In an Order issued on August 12, 2014 in the matter of Gaifman v. City of New York, Index No. 155965-2014 – a sidewalk trip-and-fall case – the Supreme Court, New York County (Judge Freed) denied plaintiff’s application to file a late notice of claim.
According to the supporting memorandum of law in the Gaifman case, plaintiff tripped and fell on a sidewalk defect caused by tree roots. She claimed that the City was liable because it “negligently owned and/or maintained the tree and/or tree well at the premises where [plaintiff] was caused to trip and fall.”

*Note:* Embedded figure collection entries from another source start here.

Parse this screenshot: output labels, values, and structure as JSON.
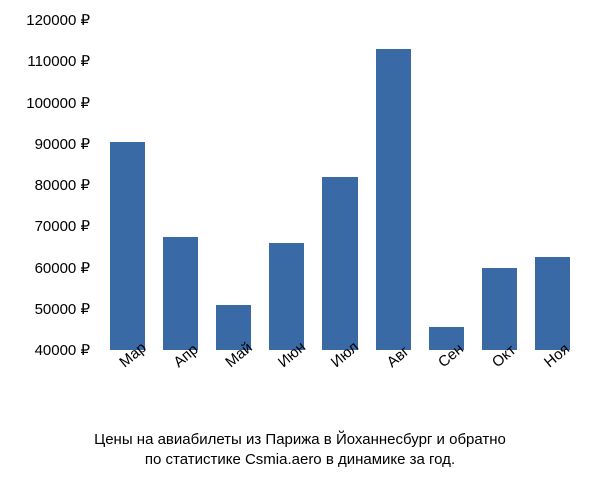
{
  "chart": {
    "type": "bar",
    "categories": [
      "Мар",
      "Апр",
      "Май",
      "Июн",
      "Июл",
      "Авг",
      "Сен",
      "Окт",
      "Ноя"
    ],
    "values": [
      90500,
      67500,
      51000,
      66000,
      82000,
      113000,
      45500,
      60000,
      62500
    ],
    "bar_color": "#3a6aa6",
    "ylim_min": 40000,
    "ylim_max": 120000,
    "ytick_step": 10000,
    "yticks": [
      40000,
      50000,
      60000,
      70000,
      80000,
      90000,
      100000,
      110000,
      120000
    ],
    "ytick_labels": [
      "40000 ₽",
      "50000 ₽",
      "60000 ₽",
      "70000 ₽",
      "80000 ₽",
      "90000 ₽",
      "100000 ₽",
      "110000 ₽",
      "120000 ₽"
    ],
    "background_color": "#ffffff",
    "axis_label_color": "#000000",
    "axis_label_fontsize": 15,
    "caption_line1": "Цены на авиабилеты из Парижа в Йоханнесбург и обратно",
    "caption_line2": "по статистике Csmia.aero в динамике за год.",
    "caption_fontsize": 15,
    "caption_color": "#000000",
    "bar_gap_ratio": 0.35,
    "x_label_rotation_deg": -40
  }
}
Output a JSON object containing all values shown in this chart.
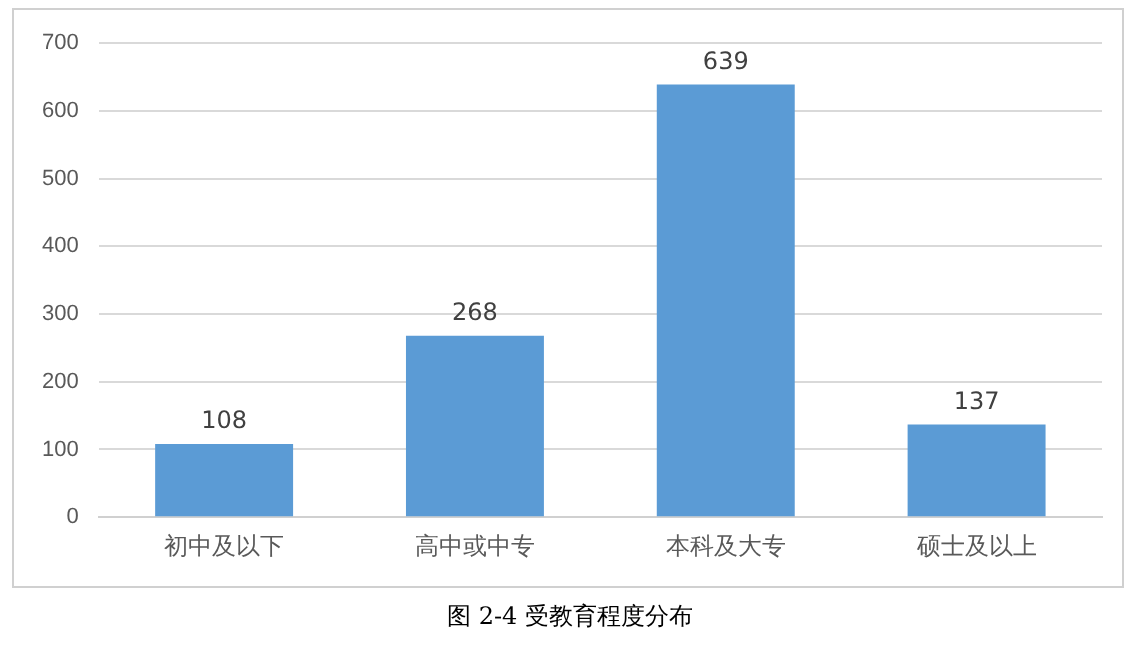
{
  "chart_data": {
    "type": "bar",
    "categories": [
      "初中及以下",
      "高中或中专",
      "本科及大专",
      "硕士及以上"
    ],
    "values": [
      108,
      268,
      639,
      137
    ],
    "color": "#5b9bd5",
    "ylim": [
      0,
      700
    ],
    "yticks": [
      0,
      100,
      200,
      300,
      400,
      500,
      600,
      700
    ],
    "grid": "y",
    "data_labels": true,
    "legend": false,
    "annotations": [
      "图 2-4   受教育程度分布"
    ]
  }
}
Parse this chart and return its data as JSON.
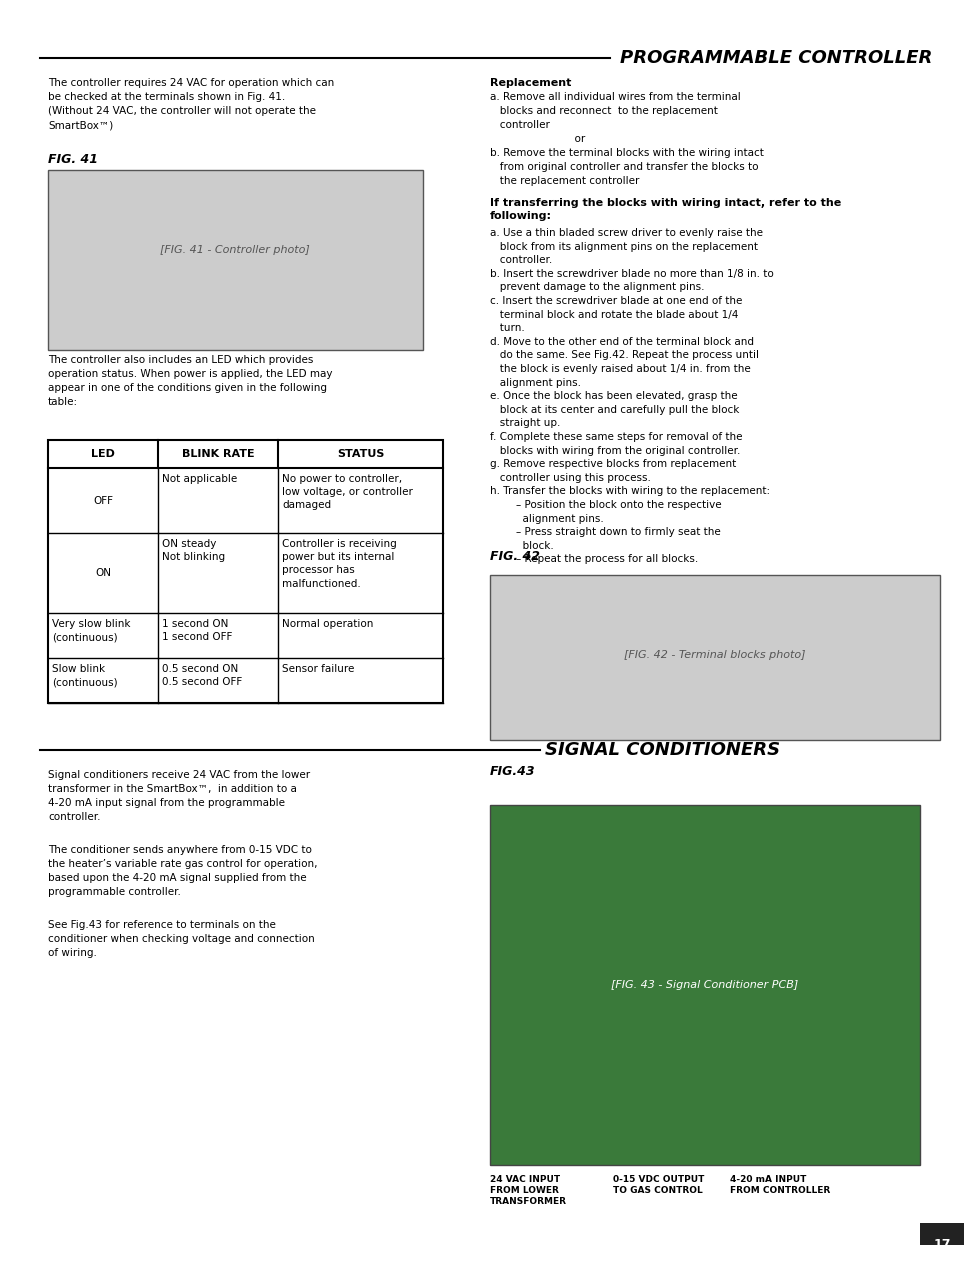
{
  "page_num": "17",
  "bg_color": "#ffffff",
  "title1": "PROGRAMMABLE CONTROLLER",
  "title2": "SIGNAL CONDITIONERS",
  "fig41_label": "FIG. 41",
  "fig42_label": "FIG. 42",
  "fig43_label": "FIG.43",
  "left_col_text1": "The controller requires 24 VAC for operation which can\nbe checked at the terminals shown in Fig. 41.\n(Without 24 VAC, the controller will not operate the\nSmartBox™)",
  "left_col_text2": "The controller also includes an LED which provides\noperation status. When power is applied, the LED may\nappear in one of the conditions given in the following\ntable:",
  "table_headers": [
    "LED",
    "BLINK RATE",
    "STATUS"
  ],
  "table_rows": [
    [
      "OFF",
      "Not applicable",
      "No power to controller,\nlow voltage, or controller\ndamaged"
    ],
    [
      "ON",
      "ON steady\nNot blinking",
      "Controller is receiving\npower but its internal\nprocessor has\nmalfunctioned."
    ],
    [
      "Very slow blink\n(continuous)",
      "1 second ON\n1 second OFF",
      "Normal operation"
    ],
    [
      "Slow blink\n(continuous)",
      "0.5 second ON\n0.5 second OFF",
      "Sensor failure"
    ]
  ],
  "right_col_replacement_bold": "Replacement",
  "right_col_replacement_text": "a. Remove all individual wires from the terminal\n   blocks and reconnect  to the replacement\n   controller\n                          or\nb. Remove the terminal blocks with the wiring intact\n   from original controller and transfer the blocks to\n   the replacement controller",
  "right_col_transfer_bold": "If transferring the blocks with wiring intact, refer to the\nfollowing:",
  "right_col_transfer_text": "a. Use a thin bladed screw driver to evenly raise the\n   block from its alignment pins on the replacement\n   controller.\nb. Insert the screwdriver blade no more than 1/8 in. to\n   prevent damage to the alignment pins.\nc. Insert the screwdriver blade at one end of the\n   terminal block and rotate the blade about 1/4\n   turn.\nd. Move to the other end of the terminal block and\n   do the same. See Fig.42. Repeat the process until\n   the block is evenly raised about 1/4 in. from the\n   alignment pins.\ne. Once the block has been elevated, grasp the\n   block at its center and carefully pull the block\n   straight up.\nf. Complete these same steps for removal of the\n   blocks with wiring from the original controller.\ng. Remove respective blocks from replacement\n   controller using this process.\nh. Transfer the blocks with wiring to the replacement:\n        – Position the block onto the respective\n          alignment pins.\n        – Press straight down to firmly seat the\n          block.\n        – Repeat the process for all blocks.",
  "signal_cond_text1": "Signal conditioners receive 24 VAC from the lower\ntransformer in the SmartBox™,  in addition to a\n4-20 mA input signal from the programmable\ncontroller.",
  "signal_cond_text2": "The conditioner sends anywhere from 0-15 VDC to\nthe heater’s variable rate gas control for operation,\nbased upon the 4-20 mA signal supplied from the\nprogrammable controller.",
  "signal_cond_text3": "See Fig.43 for reference to terminals on the\nconditioner when checking voltage and connection\nof wiring.",
  "fig43_caption1": "24 VAC INPUT",
  "fig43_caption2": "FROM LOWER",
  "fig43_caption3": "TRANSFORMER",
  "fig43_caption4": "0-15 VDC OUTPUT",
  "fig43_caption5": "TO GAS CONTROL",
  "fig43_caption6": "4-20 mA INPUT",
  "fig43_caption7": "FROM CONTROLLER"
}
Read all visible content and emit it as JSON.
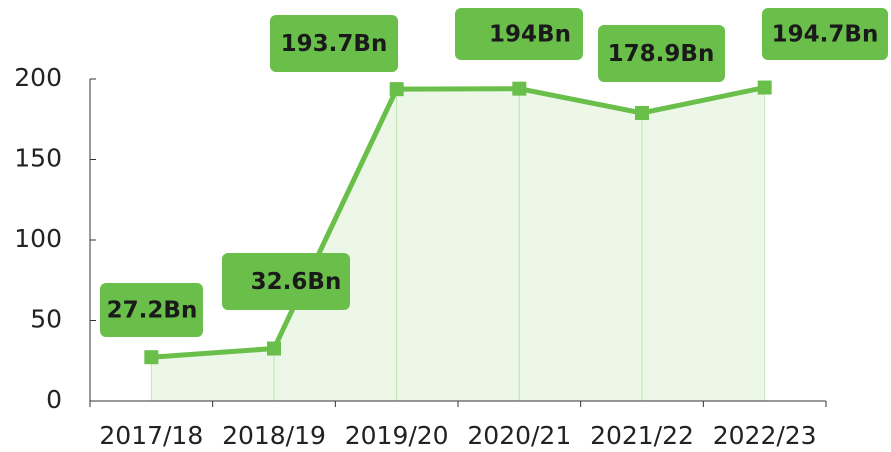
{
  "chart_data": {
    "type": "line",
    "categories": [
      "2017/18",
      "2018/19",
      "2019/20",
      "2020/21",
      "2021/22",
      "2022/23"
    ],
    "values": [
      27.2,
      32.6,
      193.7,
      194,
      178.9,
      194.7
    ],
    "value_labels": [
      "27.2Bn",
      "32.6Bn",
      "193.7Bn",
      "194Bn",
      "178.9Bn",
      "194.7Bn"
    ],
    "color": "#6abf4b",
    "ylim": [
      0,
      200
    ],
    "yticks": [
      0,
      50,
      100,
      150,
      200
    ]
  }
}
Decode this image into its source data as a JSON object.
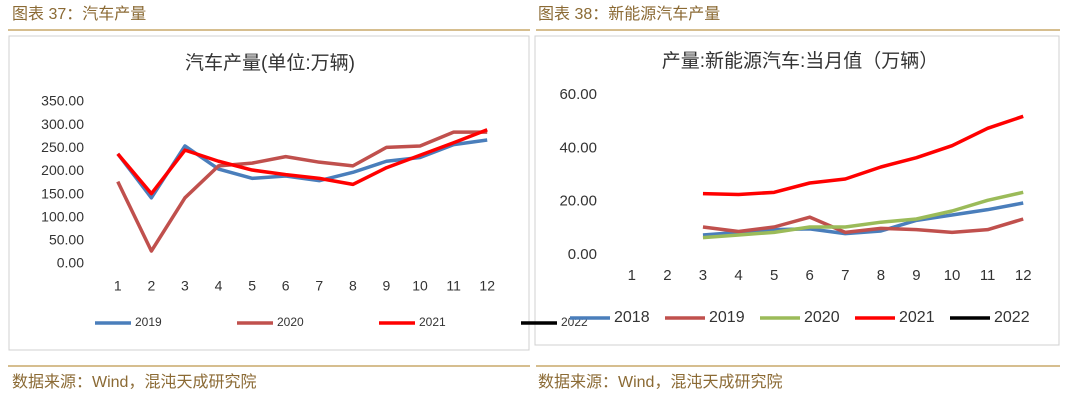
{
  "chart_data": [
    {
      "type": "line",
      "caption": "图表 37：汽车产量",
      "source": "数据来源：Wind，混沌天成研究院",
      "title": "汽车产量(单位:万辆)",
      "categories": [
        "1",
        "2",
        "3",
        "4",
        "5",
        "6",
        "7",
        "8",
        "9",
        "10",
        "11",
        "12"
      ],
      "ylim": [
        0,
        350
      ],
      "yticks": [
        {
          "value": 0,
          "label": "0.00"
        },
        {
          "value": 50,
          "label": "50.00"
        },
        {
          "value": 100,
          "label": "100.00"
        },
        {
          "value": 150,
          "label": "150.00"
        },
        {
          "value": 200,
          "label": "200.00"
        },
        {
          "value": 250,
          "label": "250.00"
        },
        {
          "value": 300,
          "label": "300.00"
        },
        {
          "value": 350,
          "label": "350.00"
        }
      ],
      "grid": false,
      "series": [
        {
          "name": "2019",
          "color": "#4a7ebb",
          "values": [
            238,
            143,
            255,
            205,
            185,
            190,
            180,
            198,
            222,
            230,
            258,
            268
          ]
        },
        {
          "name": "2020",
          "color": "#c0504d",
          "values": [
            178,
            28,
            143,
            212,
            218,
            232,
            220,
            212,
            252,
            255,
            285,
            285
          ]
        },
        {
          "name": "2021",
          "color": "#ff0000",
          "values": [
            238,
            152,
            246,
            222,
            203,
            193,
            185,
            172,
            208,
            235,
            262,
            290
          ]
        },
        {
          "name": "2022",
          "color": "#000000",
          "values": [
            null,
            null,
            null,
            null,
            null,
            null,
            null,
            null,
            null,
            null,
            null,
            null
          ]
        }
      ]
    },
    {
      "type": "line",
      "caption": "图表 38：新能源汽车产量",
      "source": "数据来源：Wind，混沌天成研究院",
      "title": "产量:新能源汽车:当月值（万辆）",
      "categories": [
        "1",
        "2",
        "3",
        "4",
        "5",
        "6",
        "7",
        "8",
        "9",
        "10",
        "11",
        "12"
      ],
      "ylim": [
        0,
        60
      ],
      "yticks": [
        {
          "value": 0,
          "label": "0.00"
        },
        {
          "value": 20,
          "label": "20.00"
        },
        {
          "value": 40,
          "label": "40.00"
        },
        {
          "value": 60,
          "label": "60.00"
        }
      ],
      "grid": false,
      "series": [
        {
          "name": "2018",
          "color": "#4a7ebb",
          "values": [
            null,
            null,
            7.5,
            8.5,
            9.5,
            9.8,
            8,
            9,
            13,
            15,
            17,
            19.5
          ]
        },
        {
          "name": "2019",
          "color": "#c0504d",
          "values": [
            null,
            null,
            10.5,
            8.8,
            10.5,
            14.2,
            8.5,
            10,
            9.5,
            8.5,
            9.5,
            13.5
          ]
        },
        {
          "name": "2020",
          "color": "#9bbb59",
          "values": [
            null,
            null,
            6.5,
            7.5,
            8.5,
            10.5,
            10.5,
            12.3,
            13.5,
            16.5,
            20.5,
            23.5
          ]
        },
        {
          "name": "2021",
          "color": "#ff0000",
          "values": [
            null,
            null,
            23,
            22.7,
            23.5,
            27,
            28.5,
            33,
            36.5,
            41,
            47.5,
            52
          ]
        },
        {
          "name": "2022",
          "color": "#000000",
          "values": [
            null,
            null,
            null,
            null,
            null,
            null,
            null,
            null,
            null,
            null,
            null,
            null
          ]
        }
      ]
    }
  ]
}
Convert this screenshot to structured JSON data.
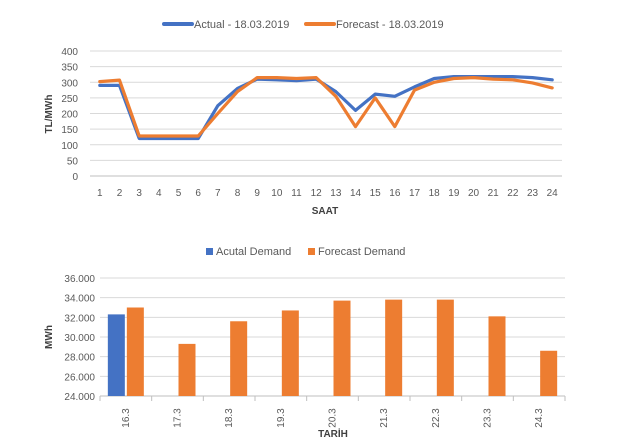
{
  "chart_data": [
    {
      "type": "line",
      "title": "",
      "xlabel": "SAAT",
      "ylabel": "TL/MWh",
      "ylim": [
        0,
        400
      ],
      "yticks": [
        0,
        50,
        100,
        150,
        200,
        250,
        300,
        350,
        400
      ],
      "grid": true,
      "legend": "top",
      "categories": [
        "1",
        "2",
        "3",
        "4",
        "5",
        "6",
        "7",
        "8",
        "9",
        "10",
        "11",
        "12",
        "13",
        "14",
        "15",
        "16",
        "17",
        "18",
        "19",
        "20",
        "21",
        "22",
        "23",
        "24"
      ],
      "series": [
        {
          "name": "Actual - 18.03.2019",
          "color": "#4472C4",
          "values": [
            290,
            290,
            120,
            120,
            120,
            120,
            225,
            280,
            310,
            308,
            305,
            310,
            270,
            210,
            262,
            255,
            285,
            312,
            318,
            318,
            318,
            318,
            315,
            308
          ]
        },
        {
          "name": "Forecast - 18.03.2019",
          "color": "#ED7D31",
          "values": [
            302,
            307,
            128,
            128,
            128,
            128,
            200,
            270,
            315,
            315,
            312,
            315,
            255,
            158,
            250,
            158,
            275,
            300,
            312,
            315,
            310,
            308,
            298,
            282
          ]
        }
      ]
    },
    {
      "type": "bar",
      "title": "",
      "xlabel": "TARİH",
      "ylabel": "MWh",
      "ylim": [
        24000,
        36000
      ],
      "yticks": [
        "24.000",
        "26.000",
        "28.000",
        "30.000",
        "32.000",
        "34.000",
        "36.000"
      ],
      "grid": true,
      "legend": "top",
      "categories": [
        "16.3",
        "17.3",
        "18.3",
        "19.3",
        "20.3",
        "21.3",
        "22.3",
        "23.3",
        "24.3"
      ],
      "series": [
        {
          "name": "Acutal Demand",
          "color": "#4472C4",
          "values": [
            32300,
            null,
            null,
            null,
            null,
            null,
            null,
            null,
            null
          ]
        },
        {
          "name": "Forecast Demand",
          "color": "#ED7D31",
          "values": [
            33000,
            29300,
            31600,
            32700,
            33700,
            33800,
            33800,
            32100,
            28600
          ]
        }
      ]
    }
  ]
}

In denying plaintiff’s motion to file a late notice of claim, the court held (inter alia) that “sidewalk defects caused by tree roots do[] not abrogate [section] 7-210 of the Administrative Code of the City of NY, which requires adjoining landowners to maintain the sidewalk in front of their property.”
In support of its decision, the court cited Seplow v. Solil Management Co., 2007 NY Slip Op 51033(U), which held:
Here, where the sidewalk may have damaged by the tree roots of the curbside tree, it is clear that under the law, the owners are responsible for remedying the condition and are liable for damages that may occur because of the defect. The City assumes no duty by the mere fact of planting the tree, and does not acquire a duty of care when the tree’s roots cause the sidewalk flags to break or become uneven. No discovery undertaken by the third-party plaintiffs will determine otherwise. Accordingly, the City has established its entitlement to dismissal of the third-party complaint as a matter of law.